Numerous immigrants of different nationalities are a great power that transforms the American culture and society. Long before the 21st century, the metaphor “melting pot” was used to describe the assimilation of the immigrants and their cultures in one multicultural society. In 1908, Israel Zangwill offered his theory on the nationalities’ assimilation and ideal new American, who will become “the fusion of all races” and even a “superman” (Parillo, 2008). However, the appearance of such new American population did not happen, it turned the whole process into sharing some of the cultural, social, religious, or political values staying distinct from each other and not abandoning their distinct traits and cultural attributes.

The ideal society of the melting pot has been widely praised and criticized throughout times. Racism, strict American immigration policies, and various restrictions have reduced the possible diversity of the ideal society.
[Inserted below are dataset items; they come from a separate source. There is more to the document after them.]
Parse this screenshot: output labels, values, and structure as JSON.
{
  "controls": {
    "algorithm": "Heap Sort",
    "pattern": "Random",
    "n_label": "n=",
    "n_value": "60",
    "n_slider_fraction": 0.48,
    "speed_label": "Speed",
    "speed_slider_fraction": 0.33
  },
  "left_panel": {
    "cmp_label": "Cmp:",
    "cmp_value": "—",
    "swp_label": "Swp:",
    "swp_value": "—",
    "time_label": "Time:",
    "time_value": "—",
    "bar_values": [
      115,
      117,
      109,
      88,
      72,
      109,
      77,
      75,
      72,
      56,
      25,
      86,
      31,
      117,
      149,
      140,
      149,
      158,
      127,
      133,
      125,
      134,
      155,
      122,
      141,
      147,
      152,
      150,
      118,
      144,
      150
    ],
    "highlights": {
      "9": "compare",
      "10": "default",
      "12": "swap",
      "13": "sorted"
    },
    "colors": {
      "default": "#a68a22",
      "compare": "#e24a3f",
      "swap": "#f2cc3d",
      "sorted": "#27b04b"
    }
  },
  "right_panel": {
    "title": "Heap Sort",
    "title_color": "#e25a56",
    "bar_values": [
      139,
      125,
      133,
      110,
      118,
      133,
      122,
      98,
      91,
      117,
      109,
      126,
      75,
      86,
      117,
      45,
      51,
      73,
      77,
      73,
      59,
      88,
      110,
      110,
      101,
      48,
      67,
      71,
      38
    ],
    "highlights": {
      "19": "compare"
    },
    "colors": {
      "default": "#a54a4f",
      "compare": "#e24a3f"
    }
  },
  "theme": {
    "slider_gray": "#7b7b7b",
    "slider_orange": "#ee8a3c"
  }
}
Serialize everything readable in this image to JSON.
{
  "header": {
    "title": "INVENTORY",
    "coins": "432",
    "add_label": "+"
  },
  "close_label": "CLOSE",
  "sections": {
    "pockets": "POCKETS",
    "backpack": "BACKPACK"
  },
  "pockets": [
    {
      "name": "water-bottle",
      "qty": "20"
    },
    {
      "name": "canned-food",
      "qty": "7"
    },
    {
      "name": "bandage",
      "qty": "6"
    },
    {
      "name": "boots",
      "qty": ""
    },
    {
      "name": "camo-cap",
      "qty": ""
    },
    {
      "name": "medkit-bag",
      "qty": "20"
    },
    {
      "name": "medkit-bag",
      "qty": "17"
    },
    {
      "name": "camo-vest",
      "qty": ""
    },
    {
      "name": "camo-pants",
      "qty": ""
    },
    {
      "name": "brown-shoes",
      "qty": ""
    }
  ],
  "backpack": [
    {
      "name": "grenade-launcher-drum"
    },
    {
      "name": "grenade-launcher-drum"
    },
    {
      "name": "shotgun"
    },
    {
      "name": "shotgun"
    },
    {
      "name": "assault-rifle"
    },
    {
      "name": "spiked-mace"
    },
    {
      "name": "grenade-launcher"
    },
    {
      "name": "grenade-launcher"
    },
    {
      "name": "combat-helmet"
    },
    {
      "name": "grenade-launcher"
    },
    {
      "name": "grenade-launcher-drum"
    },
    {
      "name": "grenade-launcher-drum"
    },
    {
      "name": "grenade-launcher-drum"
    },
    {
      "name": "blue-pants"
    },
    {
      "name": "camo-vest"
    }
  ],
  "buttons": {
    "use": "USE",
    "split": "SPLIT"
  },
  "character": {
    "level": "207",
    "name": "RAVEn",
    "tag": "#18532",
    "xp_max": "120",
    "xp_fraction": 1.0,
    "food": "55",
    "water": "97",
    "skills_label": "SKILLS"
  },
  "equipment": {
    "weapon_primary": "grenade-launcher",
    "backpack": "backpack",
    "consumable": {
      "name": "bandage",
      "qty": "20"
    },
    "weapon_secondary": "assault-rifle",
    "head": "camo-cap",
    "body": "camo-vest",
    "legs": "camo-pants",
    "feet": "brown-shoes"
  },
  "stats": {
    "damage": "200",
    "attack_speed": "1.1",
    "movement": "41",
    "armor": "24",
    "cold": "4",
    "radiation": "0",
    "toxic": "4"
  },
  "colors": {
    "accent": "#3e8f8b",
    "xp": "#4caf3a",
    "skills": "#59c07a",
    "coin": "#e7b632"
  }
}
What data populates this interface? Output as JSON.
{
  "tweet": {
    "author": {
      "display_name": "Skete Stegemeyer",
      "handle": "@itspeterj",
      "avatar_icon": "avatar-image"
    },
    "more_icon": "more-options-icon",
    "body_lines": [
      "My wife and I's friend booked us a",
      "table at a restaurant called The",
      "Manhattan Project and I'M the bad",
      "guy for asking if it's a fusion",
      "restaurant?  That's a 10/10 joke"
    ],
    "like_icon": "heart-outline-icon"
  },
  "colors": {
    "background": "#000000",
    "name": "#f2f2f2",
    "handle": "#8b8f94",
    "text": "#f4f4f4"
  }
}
The cultural distinctiveness and different behavior of the “ingredients” showed that the transition to a new culture could not be done so easily (Gloor, 2006). The ethnic studies researcher Peter Kivisto analyzed the advantages and disadvantages of the assimilation theories and put emphasis on the ethnicities diversities proliferation. As a result, the conclusion made in his work was focused on the importance of solidarity of each culture that becomes a component of the cultural pluralism. As a result, multiethnic society can be created only on the basis of interdependent cohesion that should maintain the cultural history and homogeneity. Multiethnic liberal democracies of all the pluralistic cultural society members are the crucial components that let the peculiar features of the nationalities transform, coexist, and complement one another (Kivisto, 2004).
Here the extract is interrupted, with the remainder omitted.